The IMF and the World Bank have also expressed their wholehearted support of the NEPAD initiative. Apart from its financial assistance to African countries, notably under the concessional Poverty Reduction and Growth Facility, IMF has responded to the requirements of NEPAD by intensifying its support of capacity building efforts, particularly by establishing the first of five African Regional Technical Assistance Centers and by enhancing the training activities of the IMF Institute. It is also helping African countries through its work on internationally accepted standards and codes of good practice and the related Reports on the Observance of Standards and Codes, which could in due course serve as important inputs for the APRM. The World Bank is also strengthening its assistance programs in Africa with a view to reducing poverty and promoting sustainable development. And jointly, the World Bank and the IMF as well as the African Development Bank are actively implementing the enhanced HIPC initiative, providing substantial debt relief to African countries and thereby releasing more resources for economic and social development purposes.

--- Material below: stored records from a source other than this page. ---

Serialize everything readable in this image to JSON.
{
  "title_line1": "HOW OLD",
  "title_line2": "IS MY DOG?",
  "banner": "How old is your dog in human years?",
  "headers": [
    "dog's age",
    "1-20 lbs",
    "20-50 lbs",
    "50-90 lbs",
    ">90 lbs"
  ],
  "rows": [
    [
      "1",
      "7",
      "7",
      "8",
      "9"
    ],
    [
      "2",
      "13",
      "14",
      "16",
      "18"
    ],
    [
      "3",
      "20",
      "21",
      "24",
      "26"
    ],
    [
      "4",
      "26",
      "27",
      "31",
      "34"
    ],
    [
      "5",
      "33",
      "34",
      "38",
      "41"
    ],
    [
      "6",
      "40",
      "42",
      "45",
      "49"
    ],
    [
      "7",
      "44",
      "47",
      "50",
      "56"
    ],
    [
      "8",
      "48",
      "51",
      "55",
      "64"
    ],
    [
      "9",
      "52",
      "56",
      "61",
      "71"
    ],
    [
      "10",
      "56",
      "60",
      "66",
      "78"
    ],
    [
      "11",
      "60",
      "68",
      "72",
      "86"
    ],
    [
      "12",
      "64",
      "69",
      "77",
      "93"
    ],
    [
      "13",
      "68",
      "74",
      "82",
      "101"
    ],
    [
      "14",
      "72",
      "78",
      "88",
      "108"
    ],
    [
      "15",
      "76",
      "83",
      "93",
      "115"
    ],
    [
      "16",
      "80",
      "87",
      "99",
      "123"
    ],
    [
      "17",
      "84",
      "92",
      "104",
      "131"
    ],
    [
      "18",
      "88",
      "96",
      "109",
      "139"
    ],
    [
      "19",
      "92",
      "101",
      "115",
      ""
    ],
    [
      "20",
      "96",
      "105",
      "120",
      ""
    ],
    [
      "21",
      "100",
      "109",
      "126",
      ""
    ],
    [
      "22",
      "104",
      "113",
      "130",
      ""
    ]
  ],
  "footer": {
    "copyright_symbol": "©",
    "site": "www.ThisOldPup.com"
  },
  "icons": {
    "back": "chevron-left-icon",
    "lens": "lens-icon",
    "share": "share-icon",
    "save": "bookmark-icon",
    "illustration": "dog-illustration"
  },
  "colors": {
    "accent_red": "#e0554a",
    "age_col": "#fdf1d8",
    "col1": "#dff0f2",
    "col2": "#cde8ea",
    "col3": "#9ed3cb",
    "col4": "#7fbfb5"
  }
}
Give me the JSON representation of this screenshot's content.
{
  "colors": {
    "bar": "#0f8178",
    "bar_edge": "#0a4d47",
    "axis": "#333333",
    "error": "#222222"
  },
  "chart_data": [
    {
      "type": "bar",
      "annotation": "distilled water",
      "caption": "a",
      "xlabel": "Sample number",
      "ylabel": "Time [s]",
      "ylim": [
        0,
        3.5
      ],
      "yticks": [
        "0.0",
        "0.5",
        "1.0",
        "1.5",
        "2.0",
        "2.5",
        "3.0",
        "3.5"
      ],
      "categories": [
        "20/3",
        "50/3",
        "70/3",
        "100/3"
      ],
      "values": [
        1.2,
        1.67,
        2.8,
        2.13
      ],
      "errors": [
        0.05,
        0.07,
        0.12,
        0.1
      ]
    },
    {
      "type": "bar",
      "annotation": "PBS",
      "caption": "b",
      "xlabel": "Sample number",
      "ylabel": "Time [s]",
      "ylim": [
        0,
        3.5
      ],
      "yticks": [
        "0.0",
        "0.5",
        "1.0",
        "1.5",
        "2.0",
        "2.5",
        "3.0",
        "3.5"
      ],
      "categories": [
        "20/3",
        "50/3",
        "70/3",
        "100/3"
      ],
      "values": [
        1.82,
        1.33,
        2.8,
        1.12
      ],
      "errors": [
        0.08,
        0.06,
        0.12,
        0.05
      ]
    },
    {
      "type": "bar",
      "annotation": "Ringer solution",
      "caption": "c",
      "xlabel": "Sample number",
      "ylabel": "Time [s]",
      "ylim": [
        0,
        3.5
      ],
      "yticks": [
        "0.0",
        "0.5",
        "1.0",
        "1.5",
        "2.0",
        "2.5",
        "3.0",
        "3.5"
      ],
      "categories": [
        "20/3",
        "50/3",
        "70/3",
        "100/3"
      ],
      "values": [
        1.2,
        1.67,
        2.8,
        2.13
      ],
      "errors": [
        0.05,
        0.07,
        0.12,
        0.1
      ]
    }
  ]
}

While welcoming these initiatives, participants called for further broadening and strengthening of international support for Africa’s development. In particular, most speakers emphasized the need for actions along the following lines:

  • Increasing substantially official development assistance (ODA) to reforming African countries. According to the Global Poverty Report for 2002, prepared by a team led by the African Development Bank, ODA to these countries will need to be raised from the current annual level of about $13 billion to $33–38 billion. In addition, such assistance should be made more predictable; and its effectiveness should be improved by harmonizing lending instruments, streamlining procedures, and better coordination of capacity building efforts.

  • Opening up more widely industrial country markets to Africa’s exports, especially by phasing out trade-distorting agricultural and other subsidies, as well as escalating tariffs and non-tariff barriers.

  • Accelerating the implementation of the enhanced HIPC initiative and ensuring that the debt relief provided is consistent with a sustainable debt position.

  • Actively supporting the production and supply of public goods needed to address the problems of communicable diseases, low levels of agricultural productivity, and environmental degradation.

In conclusion, participants stressed the critical importance of substantial international support to help African countries achieve, or come as close as possible to achieving, the MDGs. But we all recognize that such support will not be forthcoming, or will be much less than needed, if African countries do not deliver on the major commitments embodied in NEPAD’s strategic framework. Clearly, there is urgent need not only for strong mutual commitments, but even more so, for strong actions and accountability to achieve a better future for all of Africa’s people.